Bolitho decidió que en parte tenía razón; habían conseguido buenos resultados. Solamente durante los pasados dieciocho meses habían capturado doce presas, y terminado con dos pequeños buques corsarios; tan sólo sufrieron veinte bajas entre muertos y heridos, y el barco apenas había padecido leves daños.

Dejó que sus ojos vagaran por la cabina, pintada ahora con menos elegancia, incluso con cierto aire de pobreza, después del incesante servicio a todas horas. Resultaba muy extraño comprender que aparte de su inesperado ascenso, simbolizado por su casaca de solapas blancas y brillantes remates dorados, que ondulaba suavemente en el compartimiento donde dormía, no había signos externos que demostraran que nada hubiera cambiado. Y aún así, era un hombre rico, y, por primera vez en su vida, no dependía ni de su casa ni de sus posesiones en Falmouth. Sonrió con desgana. Le daba cierta vergüenza enriquecerse moderadamente simplemente por hacer lo que más le gustaba.

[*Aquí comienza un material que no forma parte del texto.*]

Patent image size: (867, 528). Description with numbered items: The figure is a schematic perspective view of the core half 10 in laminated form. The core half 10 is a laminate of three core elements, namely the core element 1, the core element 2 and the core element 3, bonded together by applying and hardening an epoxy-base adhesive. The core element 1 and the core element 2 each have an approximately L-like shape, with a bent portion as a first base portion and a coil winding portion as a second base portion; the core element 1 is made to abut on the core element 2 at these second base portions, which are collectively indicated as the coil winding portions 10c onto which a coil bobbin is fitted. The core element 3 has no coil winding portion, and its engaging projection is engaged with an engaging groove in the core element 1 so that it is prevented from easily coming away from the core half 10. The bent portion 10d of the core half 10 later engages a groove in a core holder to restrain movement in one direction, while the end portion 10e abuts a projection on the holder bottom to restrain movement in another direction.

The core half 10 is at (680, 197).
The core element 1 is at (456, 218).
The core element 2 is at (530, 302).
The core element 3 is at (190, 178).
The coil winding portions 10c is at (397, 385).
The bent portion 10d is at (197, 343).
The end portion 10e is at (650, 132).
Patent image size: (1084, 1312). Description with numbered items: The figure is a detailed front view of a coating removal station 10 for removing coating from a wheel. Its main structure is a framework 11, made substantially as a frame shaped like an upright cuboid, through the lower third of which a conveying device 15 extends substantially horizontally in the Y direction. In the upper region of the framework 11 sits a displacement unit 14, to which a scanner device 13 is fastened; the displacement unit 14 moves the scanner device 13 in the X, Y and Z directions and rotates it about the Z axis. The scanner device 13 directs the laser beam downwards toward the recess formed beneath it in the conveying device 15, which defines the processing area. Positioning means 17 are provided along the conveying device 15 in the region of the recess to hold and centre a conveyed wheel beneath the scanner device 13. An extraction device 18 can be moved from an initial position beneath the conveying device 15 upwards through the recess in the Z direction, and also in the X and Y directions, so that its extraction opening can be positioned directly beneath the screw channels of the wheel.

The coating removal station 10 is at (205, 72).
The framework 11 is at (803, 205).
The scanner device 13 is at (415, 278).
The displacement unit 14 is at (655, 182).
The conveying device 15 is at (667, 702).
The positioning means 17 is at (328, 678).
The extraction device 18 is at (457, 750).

Frunció el ceño, intentando pensar en algo para comprar en el caso de que les permitieran permanecer en el puerto; y ya era hora de ello. Pese a su casco de cobre, la velocidad del
Sparrow
se había visto reducida en un nudo completo, si se comparaba con las condiciones ideales de navegación, por largas algas que se enredaban, que mordían el cobre y malograban sus esfuerzos para moverse. Compraría algún vino, quizá. Vino bueno, no el aguachirle amargo que se usaba como alternativa al agua. Una docena de camisas, o más. Se alegró ante la idea de tanto lujo. En el momento actual sólo le quedaban dos camisas que fueran capaces de soportar una inspección cuidadosa.